China, aiming to become a major maritime power, has been ramping up its military, conducting menacing and provocative activities in the East China Sea and elsewhere. In addition to North Korea’s nuclear weapons and missile development programs, the threat of terrorist activities and cyber-attacks have also increased.

To ensure the peace and prosperity of Japan and the Asian region, what goals should be set up and what approach should be taken to that end?

The chief cabinet secretary, foreign and defense ministers, other relevant Cabinet members and members of the expert panel are strongly urged to have deep discussions in crafting a national strategy.

Of high importance to the ministries and agencies involved will certainly be the ability to share priority tasks and awareness of problems among themselves, in a feasible manner to be reflected adequately in policies.

To be able to address the many security challenges facing this country, what must be tackled first is the bolstering of the Self-Defense Forces and the Japan Coast Guard’s capabilities to defend the integrity of Japan’s territory.

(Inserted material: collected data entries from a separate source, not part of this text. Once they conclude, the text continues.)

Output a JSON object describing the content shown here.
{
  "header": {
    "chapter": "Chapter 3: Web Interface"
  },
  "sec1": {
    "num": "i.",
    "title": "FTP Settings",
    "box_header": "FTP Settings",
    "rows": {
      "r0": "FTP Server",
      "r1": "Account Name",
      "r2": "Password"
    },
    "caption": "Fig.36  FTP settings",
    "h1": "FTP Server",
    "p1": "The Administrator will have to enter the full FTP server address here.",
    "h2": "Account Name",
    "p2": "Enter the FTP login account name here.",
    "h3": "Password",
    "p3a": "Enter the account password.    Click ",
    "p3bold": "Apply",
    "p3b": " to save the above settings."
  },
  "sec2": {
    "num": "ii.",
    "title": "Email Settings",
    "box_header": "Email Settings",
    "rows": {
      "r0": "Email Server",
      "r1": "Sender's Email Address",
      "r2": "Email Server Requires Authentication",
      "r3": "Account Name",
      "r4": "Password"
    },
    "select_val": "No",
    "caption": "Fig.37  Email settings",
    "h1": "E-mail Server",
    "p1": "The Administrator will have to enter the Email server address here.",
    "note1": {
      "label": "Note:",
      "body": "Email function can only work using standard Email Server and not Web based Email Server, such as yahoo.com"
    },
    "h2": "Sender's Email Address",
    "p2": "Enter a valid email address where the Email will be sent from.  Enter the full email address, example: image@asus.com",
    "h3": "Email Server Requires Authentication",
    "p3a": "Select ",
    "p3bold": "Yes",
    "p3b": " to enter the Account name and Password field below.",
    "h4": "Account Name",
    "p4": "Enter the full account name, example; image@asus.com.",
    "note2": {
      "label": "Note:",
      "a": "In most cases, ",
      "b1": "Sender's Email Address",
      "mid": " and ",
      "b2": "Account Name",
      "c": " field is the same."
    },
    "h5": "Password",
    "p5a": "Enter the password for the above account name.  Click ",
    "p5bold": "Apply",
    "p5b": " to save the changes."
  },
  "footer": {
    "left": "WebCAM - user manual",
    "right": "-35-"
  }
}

Beefing up the SDF’s cooperation with U.S. forces to strengthen that bilateral alliance is also a must.

Based on Abe’s initiative for a more “active” pacifist stance, Japan should play more roles than it has so far for such causes as international peacekeeping operations and actions to fight pirate activities, by boosting cooperation with the international community. International cooperation on economic and energy issues should also be steadily consolidated.

These must be systematically incorporated into the planned national security strategy.

Making Japan’s goals and key policies as clear as as possible is vital, at it will ensure their transparency both at home and abroad.

By doing so, it will become possible to deepen public understanding of the national security strategy, while making it clear that the claim of Japan’s “drift to the right” is far off the mark. It will also differentiate Japan from China, which has been under criticism for the lack of transparency of its military.